Ian Bremmer: So if you’re a businessman and you’re thinking about how to incorporate political risk in your investment strategies, what do you need to do? First, diversify. Emerging markets are much more unstable than the developed world. If you were investing in the last 40 years and you wanted to just be in the United States or just be in a couple of European countries that was okay, but if you’re investing primarily in emerging markets the outcomes can be radically disparate and very quickly, which means you’re going to have to take a lot more bets to have the same sort of type of risk profile. That’s important to know. It can be difficult to do.

Another point is that you need to be a first mover because in an environment where there is a lot of political risk folks that come in early actually can help shape the environment, the political environment, the regulatory environment, the joint venture environment to be tailored towards them.

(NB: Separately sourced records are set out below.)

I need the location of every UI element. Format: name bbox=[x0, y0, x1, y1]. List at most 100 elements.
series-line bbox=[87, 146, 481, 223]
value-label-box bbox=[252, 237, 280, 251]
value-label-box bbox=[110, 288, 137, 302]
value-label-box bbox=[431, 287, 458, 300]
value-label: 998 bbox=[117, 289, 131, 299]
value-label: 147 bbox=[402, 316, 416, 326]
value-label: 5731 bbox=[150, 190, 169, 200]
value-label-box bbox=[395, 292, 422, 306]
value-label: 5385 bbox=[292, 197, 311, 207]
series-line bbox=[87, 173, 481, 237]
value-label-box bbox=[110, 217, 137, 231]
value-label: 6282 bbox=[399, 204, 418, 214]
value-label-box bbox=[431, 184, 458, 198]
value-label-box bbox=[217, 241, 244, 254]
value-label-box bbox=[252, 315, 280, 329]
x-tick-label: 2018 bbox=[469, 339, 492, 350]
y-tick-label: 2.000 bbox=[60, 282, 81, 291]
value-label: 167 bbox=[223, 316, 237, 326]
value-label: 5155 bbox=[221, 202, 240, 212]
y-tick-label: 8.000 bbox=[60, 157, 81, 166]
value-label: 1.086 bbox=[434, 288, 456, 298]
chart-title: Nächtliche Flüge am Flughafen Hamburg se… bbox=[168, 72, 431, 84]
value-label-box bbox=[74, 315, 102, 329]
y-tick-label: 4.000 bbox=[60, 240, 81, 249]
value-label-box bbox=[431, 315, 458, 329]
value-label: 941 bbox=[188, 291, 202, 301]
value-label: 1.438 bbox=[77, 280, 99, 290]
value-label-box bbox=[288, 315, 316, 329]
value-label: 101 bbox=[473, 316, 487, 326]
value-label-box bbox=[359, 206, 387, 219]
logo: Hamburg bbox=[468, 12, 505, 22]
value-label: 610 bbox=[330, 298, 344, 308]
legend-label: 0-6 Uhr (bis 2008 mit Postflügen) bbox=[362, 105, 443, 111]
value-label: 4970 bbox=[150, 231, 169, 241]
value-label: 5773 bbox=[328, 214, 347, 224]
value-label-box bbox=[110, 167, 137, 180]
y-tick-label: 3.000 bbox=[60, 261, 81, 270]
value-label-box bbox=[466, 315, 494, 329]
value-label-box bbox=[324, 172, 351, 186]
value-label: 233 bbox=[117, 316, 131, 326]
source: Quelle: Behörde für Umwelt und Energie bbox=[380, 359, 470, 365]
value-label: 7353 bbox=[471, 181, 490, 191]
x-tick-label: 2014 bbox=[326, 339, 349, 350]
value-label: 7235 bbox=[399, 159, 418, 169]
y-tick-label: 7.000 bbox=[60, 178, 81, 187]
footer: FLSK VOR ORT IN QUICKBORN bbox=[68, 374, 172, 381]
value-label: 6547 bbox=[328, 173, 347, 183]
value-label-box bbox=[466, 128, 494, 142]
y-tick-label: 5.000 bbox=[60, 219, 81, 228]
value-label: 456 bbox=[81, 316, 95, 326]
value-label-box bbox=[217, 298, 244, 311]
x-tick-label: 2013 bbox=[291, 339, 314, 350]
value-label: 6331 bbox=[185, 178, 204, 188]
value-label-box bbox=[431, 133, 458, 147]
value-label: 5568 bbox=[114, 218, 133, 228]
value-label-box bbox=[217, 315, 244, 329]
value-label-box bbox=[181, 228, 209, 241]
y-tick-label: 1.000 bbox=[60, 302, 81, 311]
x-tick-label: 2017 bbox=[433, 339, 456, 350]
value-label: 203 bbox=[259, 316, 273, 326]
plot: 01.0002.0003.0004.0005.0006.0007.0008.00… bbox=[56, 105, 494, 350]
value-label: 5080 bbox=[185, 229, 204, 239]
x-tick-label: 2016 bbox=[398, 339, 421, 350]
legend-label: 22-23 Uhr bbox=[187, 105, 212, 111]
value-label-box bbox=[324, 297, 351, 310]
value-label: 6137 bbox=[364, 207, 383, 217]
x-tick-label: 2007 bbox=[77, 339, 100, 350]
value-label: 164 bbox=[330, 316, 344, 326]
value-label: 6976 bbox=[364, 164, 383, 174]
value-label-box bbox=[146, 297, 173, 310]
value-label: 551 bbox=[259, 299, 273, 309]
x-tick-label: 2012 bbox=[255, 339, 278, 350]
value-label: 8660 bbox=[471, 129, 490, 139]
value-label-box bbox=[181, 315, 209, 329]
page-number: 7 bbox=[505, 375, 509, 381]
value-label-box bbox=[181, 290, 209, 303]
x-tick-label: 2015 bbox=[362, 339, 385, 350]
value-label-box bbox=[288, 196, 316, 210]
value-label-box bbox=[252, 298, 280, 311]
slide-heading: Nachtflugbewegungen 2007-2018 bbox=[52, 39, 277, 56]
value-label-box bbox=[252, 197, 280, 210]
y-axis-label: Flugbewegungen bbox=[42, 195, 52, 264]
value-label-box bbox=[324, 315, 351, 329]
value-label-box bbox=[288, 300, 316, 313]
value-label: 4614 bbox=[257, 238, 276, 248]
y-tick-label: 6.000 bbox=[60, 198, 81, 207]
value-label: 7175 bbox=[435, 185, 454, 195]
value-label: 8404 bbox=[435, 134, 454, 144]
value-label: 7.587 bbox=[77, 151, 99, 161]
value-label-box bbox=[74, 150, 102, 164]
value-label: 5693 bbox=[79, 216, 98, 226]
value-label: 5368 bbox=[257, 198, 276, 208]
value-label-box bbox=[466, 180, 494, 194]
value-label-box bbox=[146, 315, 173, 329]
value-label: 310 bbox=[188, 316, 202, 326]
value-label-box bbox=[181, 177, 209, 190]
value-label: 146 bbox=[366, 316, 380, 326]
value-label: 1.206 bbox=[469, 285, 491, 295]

Second and third movers won’t necessarily benefit from an environment that has been tailored for a guy that invested before you did. That is much more important in places where legal structures and systems are much more opaque and much more fluid than it is in a country like the United States.

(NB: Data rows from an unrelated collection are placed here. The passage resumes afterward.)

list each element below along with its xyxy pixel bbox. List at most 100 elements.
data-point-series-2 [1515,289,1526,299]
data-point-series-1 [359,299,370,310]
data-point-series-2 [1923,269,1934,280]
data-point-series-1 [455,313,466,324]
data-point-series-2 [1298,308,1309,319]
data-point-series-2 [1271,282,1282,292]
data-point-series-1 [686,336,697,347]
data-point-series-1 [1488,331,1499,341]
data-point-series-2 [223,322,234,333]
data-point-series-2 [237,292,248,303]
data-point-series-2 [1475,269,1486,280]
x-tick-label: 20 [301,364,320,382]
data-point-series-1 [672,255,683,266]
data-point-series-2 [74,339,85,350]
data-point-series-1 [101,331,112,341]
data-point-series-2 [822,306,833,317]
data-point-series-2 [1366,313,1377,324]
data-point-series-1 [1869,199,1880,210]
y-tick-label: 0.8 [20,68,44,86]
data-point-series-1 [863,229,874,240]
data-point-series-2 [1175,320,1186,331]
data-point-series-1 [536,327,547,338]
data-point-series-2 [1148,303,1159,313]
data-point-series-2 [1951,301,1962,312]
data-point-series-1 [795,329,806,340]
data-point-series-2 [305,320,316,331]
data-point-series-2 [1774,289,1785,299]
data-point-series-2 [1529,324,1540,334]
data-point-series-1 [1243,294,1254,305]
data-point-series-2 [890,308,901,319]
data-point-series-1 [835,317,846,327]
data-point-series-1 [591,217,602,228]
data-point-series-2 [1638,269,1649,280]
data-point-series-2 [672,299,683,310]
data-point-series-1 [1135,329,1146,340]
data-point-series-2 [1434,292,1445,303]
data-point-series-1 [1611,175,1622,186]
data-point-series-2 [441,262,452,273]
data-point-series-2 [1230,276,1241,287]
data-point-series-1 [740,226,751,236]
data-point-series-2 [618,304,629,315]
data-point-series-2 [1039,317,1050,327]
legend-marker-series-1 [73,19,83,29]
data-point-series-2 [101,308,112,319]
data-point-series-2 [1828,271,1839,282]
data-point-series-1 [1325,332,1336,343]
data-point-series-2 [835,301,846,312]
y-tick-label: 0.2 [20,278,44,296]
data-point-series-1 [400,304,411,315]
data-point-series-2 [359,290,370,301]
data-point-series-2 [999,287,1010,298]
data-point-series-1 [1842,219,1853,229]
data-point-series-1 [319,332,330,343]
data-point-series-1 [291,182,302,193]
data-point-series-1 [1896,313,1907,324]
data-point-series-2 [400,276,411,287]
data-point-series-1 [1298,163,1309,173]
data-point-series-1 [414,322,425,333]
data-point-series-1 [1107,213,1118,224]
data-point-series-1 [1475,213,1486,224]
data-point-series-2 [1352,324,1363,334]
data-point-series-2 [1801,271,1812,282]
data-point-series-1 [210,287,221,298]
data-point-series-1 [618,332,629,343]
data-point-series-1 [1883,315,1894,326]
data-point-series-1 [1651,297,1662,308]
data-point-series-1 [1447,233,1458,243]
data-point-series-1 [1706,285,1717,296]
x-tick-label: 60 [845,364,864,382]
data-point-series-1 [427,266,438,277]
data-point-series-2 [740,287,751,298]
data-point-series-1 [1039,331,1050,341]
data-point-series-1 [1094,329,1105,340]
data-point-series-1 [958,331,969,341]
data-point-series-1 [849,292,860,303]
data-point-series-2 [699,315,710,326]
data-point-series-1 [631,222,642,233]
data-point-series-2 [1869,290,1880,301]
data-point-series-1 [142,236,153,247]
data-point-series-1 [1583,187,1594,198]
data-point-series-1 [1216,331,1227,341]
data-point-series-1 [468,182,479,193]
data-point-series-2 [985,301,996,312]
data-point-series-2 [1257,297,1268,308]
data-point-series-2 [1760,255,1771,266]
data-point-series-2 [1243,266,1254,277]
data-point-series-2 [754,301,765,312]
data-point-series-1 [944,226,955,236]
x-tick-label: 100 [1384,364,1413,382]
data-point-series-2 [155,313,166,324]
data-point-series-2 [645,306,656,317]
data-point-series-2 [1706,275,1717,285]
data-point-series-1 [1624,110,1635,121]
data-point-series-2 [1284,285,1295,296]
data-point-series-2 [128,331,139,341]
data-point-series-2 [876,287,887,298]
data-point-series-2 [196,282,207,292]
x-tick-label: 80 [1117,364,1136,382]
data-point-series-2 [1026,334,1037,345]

And the other thing I would say is that from a broader investor perspective and not looking at it as a businessman is that we’ve talked about emerging markets as if they are in some ways a united asset class. They’re not. The Jasmine Revolution was never going to happen in China. The average Chinese after 30 years of 10% plus state directed growth is happier with their government than the average American is today with the American government. There is a lot of stability in China over the near to medium term. There isn’t in Tunisia. There isn’t in Libya. There isn’t in Thailand. There isn’t in Sri Lanka. There isn’t in Argentina. There are other countries that haven’t blown up yet where there is very strong political instability and yet people that want to invest in emerging markets their funds, the growth funds in your retirement accounts. They say put my money in emerging markets. Frankly, there is going to be a lot of volatility around something like that. To the extent that you have the ability to pick and choose, you want to.